I love this served atop a baked potato ( microwave will work) with a dollop of sour cream.  Sharp cheddar sounds good, too.  This is a power-packed dish that takes a little time to prepare, but is very simple with only a few ingredients.

 

 

 

 

 

 

 

GABBY COOKS – squash soup

Clean & serene living means learning healthy habits and good eating.  And I love recipes that are quick and simple.  Here’s one of my new favorites.  It serves 2.

C’mon now, don’t wrinkle your nose until you’ve tried it.  It is velvety smooth and delicious.  I use the acorn squash, scientific name is Cucurbita pepo – turbinate.  Originating in North and Central America. historically this squash was used by the Native Americans.  It is a fruit of which the seeds were taken by European explorers and spread throughout the world.

Acorn squash is rich in dietary fiber, vitamin C, vitamin A, thiamin, pantothenic acid, and other B-family vitamins.  It has  a wealth of minerals including potassium, magnesium, manganese, iron, copper, phosphorous, and calcium.  The raw fruit is difficult to peel and I find it easiest to slice it and then steam the slices until tender, cool, and then peel.

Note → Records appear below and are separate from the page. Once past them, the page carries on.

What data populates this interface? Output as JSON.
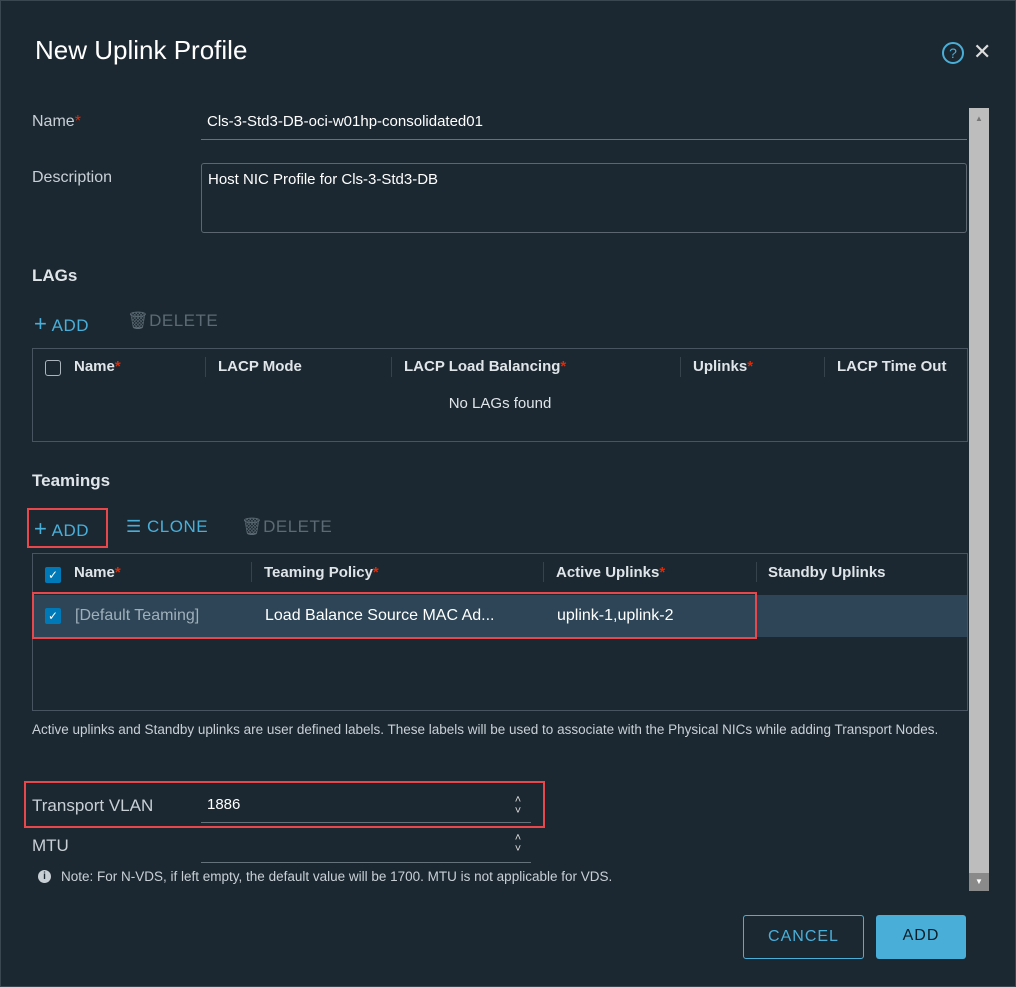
{
  "dialog": {
    "title": "New Uplink Profile"
  },
  "form": {
    "name_label": "Name",
    "name_value": "Cls-3-Std3-DB-oci-w01hp-consolidated01",
    "description_label": "Description",
    "description_value": "Host NIC Profile for Cls-3-Std3-DB",
    "required_mark": "*"
  },
  "lags": {
    "title": "LAGs",
    "add_label": "ADD",
    "delete_label": "DELETE",
    "columns": [
      "Name",
      "LACP Mode",
      "LACP Load Balancing",
      "Uplinks",
      "LACP Time Out"
    ],
    "empty_text": "No LAGs found"
  },
  "teamings": {
    "title": "Teamings",
    "add_label": "ADD",
    "clone_label": "CLONE",
    "delete_label": "DELETE",
    "columns": [
      "Name",
      "Teaming Policy",
      "Active Uplinks",
      "Standby Uplinks"
    ],
    "rows": [
      {
        "name": "[Default Teaming]",
        "policy": "Load Balance Source MAC Ad...",
        "active": "uplink-1,uplink-2",
        "standby": "",
        "selected": true
      }
    ],
    "help_text": "Active uplinks and Standby uplinks are user defined labels. These labels will be used to associate with the Physical NICs while adding Transport Nodes."
  },
  "transport_vlan": {
    "label": "Transport VLAN",
    "value": "1886"
  },
  "mtu": {
    "label": "MTU",
    "value": "",
    "note": "Note: For N-VDS, if left empty, the default value will be 1700. MTU is not applicable for VDS."
  },
  "footer": {
    "cancel_label": "CANCEL",
    "add_label": "ADD"
  },
  "colors": {
    "accent": "#49afd9",
    "primary_button": "#49afd9",
    "highlight": "#e8474b",
    "background": "#1c2831"
  }
}
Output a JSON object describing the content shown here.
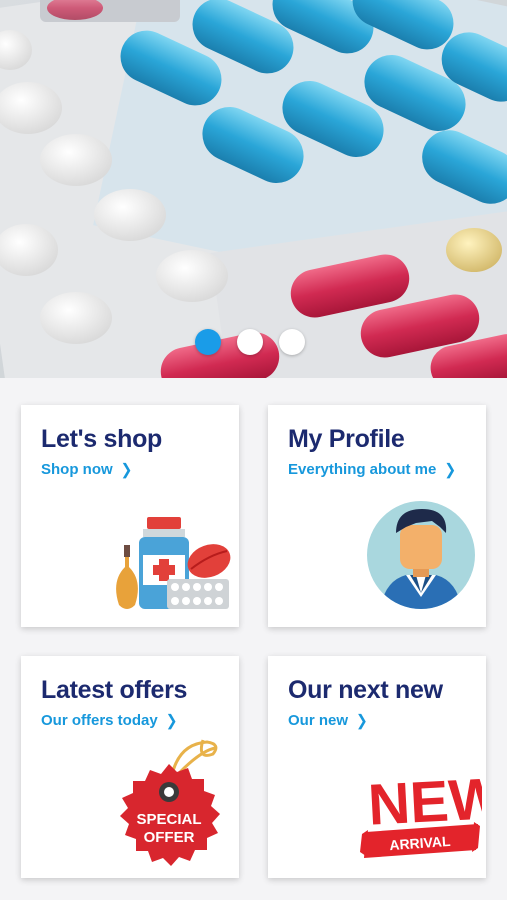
{
  "carousel": {
    "slide_count": 3,
    "active_index": 0
  },
  "cards": [
    {
      "title": "Let's shop",
      "link": "Shop now",
      "icon": "medicine-icon"
    },
    {
      "title": "My Profile",
      "link": "Everything about me",
      "icon": "user-avatar-icon"
    },
    {
      "title": "Latest offers",
      "link": "Our offers today",
      "icon": "special-offer-tag-icon"
    },
    {
      "title": "Our next new",
      "link": "Our new",
      "icon": "new-arrival-icon"
    }
  ],
  "badges": {
    "special_offer_line1": "SPECIAL",
    "special_offer_line2": "OFFER",
    "new_text": "NEW",
    "arrival_text": "ARRIVAL"
  },
  "colors": {
    "accent": "#1798dc",
    "title": "#1c2a6f",
    "dot_active": "#1a9ce8"
  }
}
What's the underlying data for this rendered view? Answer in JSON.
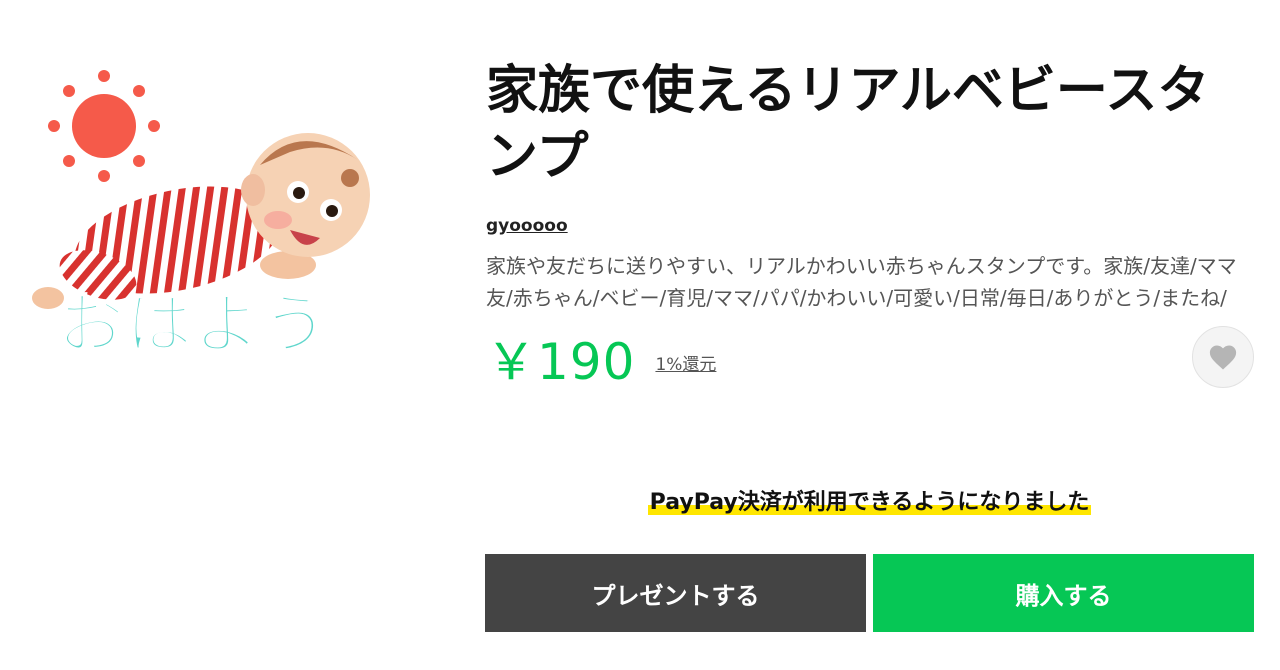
{
  "sticker": {
    "caption": "おはよう",
    "sun_color": "#f55a4a",
    "caption_color": "#5fd6cc"
  },
  "product": {
    "title": "家族で使えるリアルベビースタンプ",
    "author": "gyooooo",
    "description": "家族や友だちに送りやすい、リアルかわいい赤ちゃんスタンプです。家族/友達/ママ友/赤ちゃん/ベビー/育児/ママ/パパ/かわいい/可愛い/日常/毎日/ありがとう/またね/",
    "price": "￥190",
    "cashback": "1%還元",
    "price_color": "#06c755"
  },
  "favorite": {
    "icon": "heart-icon"
  },
  "notice": {
    "paypay": "PayPay決済が利用できるようになりました"
  },
  "actions": {
    "gift_label": "プレゼントする",
    "buy_label": "購入する"
  }
}
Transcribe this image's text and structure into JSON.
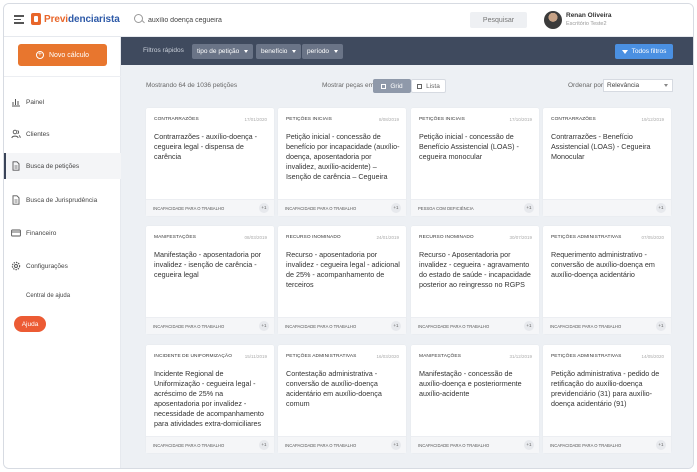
{
  "app": {
    "brand_part1": "Previ",
    "brand_part2": "denciarista"
  },
  "search": {
    "value": "auxílio doença cegueira",
    "button": "Pesquisar"
  },
  "user": {
    "name": "Renan Oliveira",
    "office": "Escritório Teste2"
  },
  "sidebar": {
    "new_button": "Novo cálculo",
    "items": [
      {
        "label": "Painel",
        "icon": "bar-chart-icon"
      },
      {
        "label": "Clientes",
        "icon": "users-icon"
      },
      {
        "label": "Busca de petições",
        "icon": "document-icon",
        "active": true
      },
      {
        "label": "Busca de Jurisprudência",
        "icon": "document-icon"
      },
      {
        "label": "Financeiro",
        "icon": "card-icon"
      },
      {
        "label": "Configurações",
        "icon": "gear-icon"
      }
    ],
    "help_link": "Central de ajuda",
    "help_button": "Ajuda"
  },
  "filters": {
    "label": "Filtros rápidos",
    "chips": [
      "tipo de petição",
      "benefício",
      "período"
    ],
    "all_button": "Todos filtros"
  },
  "toolbar": {
    "results": "Mostrando 64 de 1036 petições",
    "view_label": "Mostrar peças em",
    "grid": "Grid",
    "list": "Lista",
    "order_label": "Ordenar por",
    "order_value": "Relevância"
  },
  "colors": {
    "brand_orange": "#e8762e",
    "brand_blue": "#2e5aa8",
    "filter_bar": "#3f4a5e",
    "accent_blue": "#4a90e2",
    "help_red": "#ec5b34"
  },
  "cards": [
    {
      "category": "Contrarrazões",
      "date": "17/01/2020",
      "title": "Contrarrazões - auxílio-doença - cegueira legal - dispensa de carência",
      "tag": "Incapacidade para o trabalho",
      "count": "+1"
    },
    {
      "category": "Petições iniciais",
      "date": "8/08/2019",
      "title": "Petição inicial - concessão de benefício por incapacidade (auxílio-doença, aposentadoria por invalidez, auxílio-acidente) – Isenção de carência – Cegueira",
      "tag": "Incapacidade para o trabalho",
      "count": "+1"
    },
    {
      "category": "Petições iniciais",
      "date": "17/10/2019",
      "title": "Petição inicial - concessão de Benefício Assistencial (LOAS) - cegueira monocular",
      "tag": "Pessoa com deficiência",
      "count": "+1"
    },
    {
      "category": "Contrarrazões",
      "date": "19/12/2019",
      "title": "Contrarrazões - Benefício Assistencial (LOAS) - Cegueira Monocular",
      "tag": "",
      "count": "+1"
    },
    {
      "category": "Manifestações",
      "date": "08/03/2019",
      "title": "Manifestação - aposentadoria por invalidez - isenção de carência - cegueira legal",
      "tag": "Incapacidade para o trabalho",
      "count": "+1"
    },
    {
      "category": "Recurso inominado",
      "date": "24/01/2019",
      "title": "Recurso - aposentadoria por invalidez - cegueira legal - adicional de 25% - acompanhamento de terceiros",
      "tag": "Incapacidade para o trabalho",
      "count": "+1"
    },
    {
      "category": "Recurso inominado",
      "date": "30/07/2019",
      "title": "Recurso - Aposentadoria por invalidez - cegueira - agravamento do estado de saúde - incapacidade posterior ao reingresso no RGPS",
      "tag": "Incapacidade para o trabalho",
      "count": "+1"
    },
    {
      "category": "Petições administrativas",
      "date": "07/05/2020",
      "title": "Requerimento administrativo - conversão de auxílio-doença em auxílio-doença acidentário",
      "tag": "Incapacidade para o trabalho",
      "count": "+1"
    },
    {
      "category": "Incidente de Uniformização",
      "date": "15/11/2019",
      "title": "Incidente Regional de Uniformização - cegueira legal - acréscimo de 25% na aposentadoria por invalidez - necessidade de acompanhamento para atividades extra-domiciliares",
      "tag": "Incapacidade para o trabalho",
      "count": "+1"
    },
    {
      "category": "Petições administrativas",
      "date": "16/03/2020",
      "title": "Contestação administrativa - conversão de auxílio-doença acidentário em auxílio-doença comum",
      "tag": "Incapacidade para o trabalho",
      "count": "+1"
    },
    {
      "category": "Manifestações",
      "date": "31/12/2019",
      "title": "Manifestação - concessão de auxílio-doença e posteriormente auxílio-acidente",
      "tag": "Incapacidade para o trabalho",
      "count": "+1"
    },
    {
      "category": "Petições administrativas",
      "date": "14/05/2020",
      "title": "Petição administrativa - pedido de retificação do auxílio-doença previdenciário (31) para auxílio-doença acidentário (91)",
      "tag": "Incapacidade para o trabalho",
      "count": "+1"
    }
  ]
}
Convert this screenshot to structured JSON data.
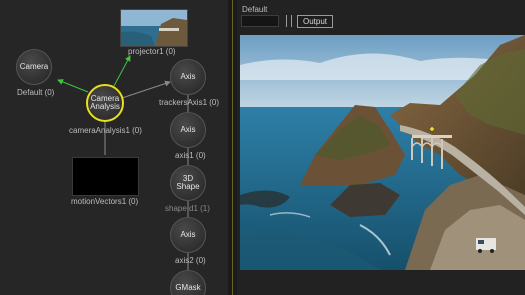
{
  "node_graph": {
    "nodes": {
      "camera": {
        "title": "Camera",
        "label": "Default (0)"
      },
      "camera_analysis": {
        "title_line1": "Camera",
        "title_line2": "Analysis",
        "label": "cameraAnalysis1 (0)"
      },
      "projector": {
        "label": "projector1 (0)"
      },
      "axis_trackers": {
        "title": "Axis",
        "label": "trackersAxis1 (0)"
      },
      "axis_1": {
        "title": "Axis",
        "label": "axis1 (0)"
      },
      "shape_3d": {
        "title_line1": "3D",
        "title_line2": "Shape",
        "label": "shapeId1 (1)"
      },
      "axis_2": {
        "title": "Axis",
        "label": "axis2 (0)"
      },
      "gmask": {
        "title": "GMask"
      },
      "motion_vectors": {
        "label": "motionVectors1 (0)"
      }
    },
    "colors": {
      "selected_ring": "#e8e01a",
      "flow_arrow": "#3ec43e",
      "wire": "#8a8a8a"
    }
  },
  "viewer": {
    "title": "Default",
    "output_button": "Output",
    "image": "coastal-bridge-highway-aerial"
  }
}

The other nutrient-laden ingredient in this soup is the sweet potato.  This tuber is rich  in flavonoid phenolic compounds, powerful natural antioxidants, such as beta-carotene and vitamin A.  Also in sweet potatoes are vitamin B-5, B-6, B-1, niacin, and riboflavin in addition to iron, calcium, magnesium, manganese, and potassium.

Not only is this soup good eating, it is a powerhouse of nutrients.

Here are the ingredients

 

  1. 1/2 medium size acorn squash, deep green in color, sliced and steamed until tender.
  2. 1/2 medium size sweet potato peeled and diced
  3. 1 clove garlic smashed
  4. 1/2 tsp chopped jalapeno
  5. 1/2 tsp grated fresh ginger
  6. 4 cups vegetable or chicken broth or combination of both
  7. 4 TBSP butter
  8. salt to taste
  9. grated fresh nutmeg
directions
  1. Melt the butter in a heavy saucepan over medium heat
  2. Add the diced sweet potato
  3. Peel the cooled acorn squash and add to the saucepan
  4. Stir, then add the garlic, ginger and jalapeno
  5. Cook over medium heat about 5 minutes
  6. Add 2 cups of the broth
  7. Reduce heat to a simmer and cook until the ingredients are fork tender
  8. Carefully pour the hot soup into a blender and puree
  9. Return the mixture to the cook pot, add the rest of the broth
  10. Blend well and again simmer to a smooth, velvety texture
  11. Serve in soup bowls and grate fresh nutmeg atop each serving.

If the soup cooks down too much to an overly thick consistency, just add more broth or water.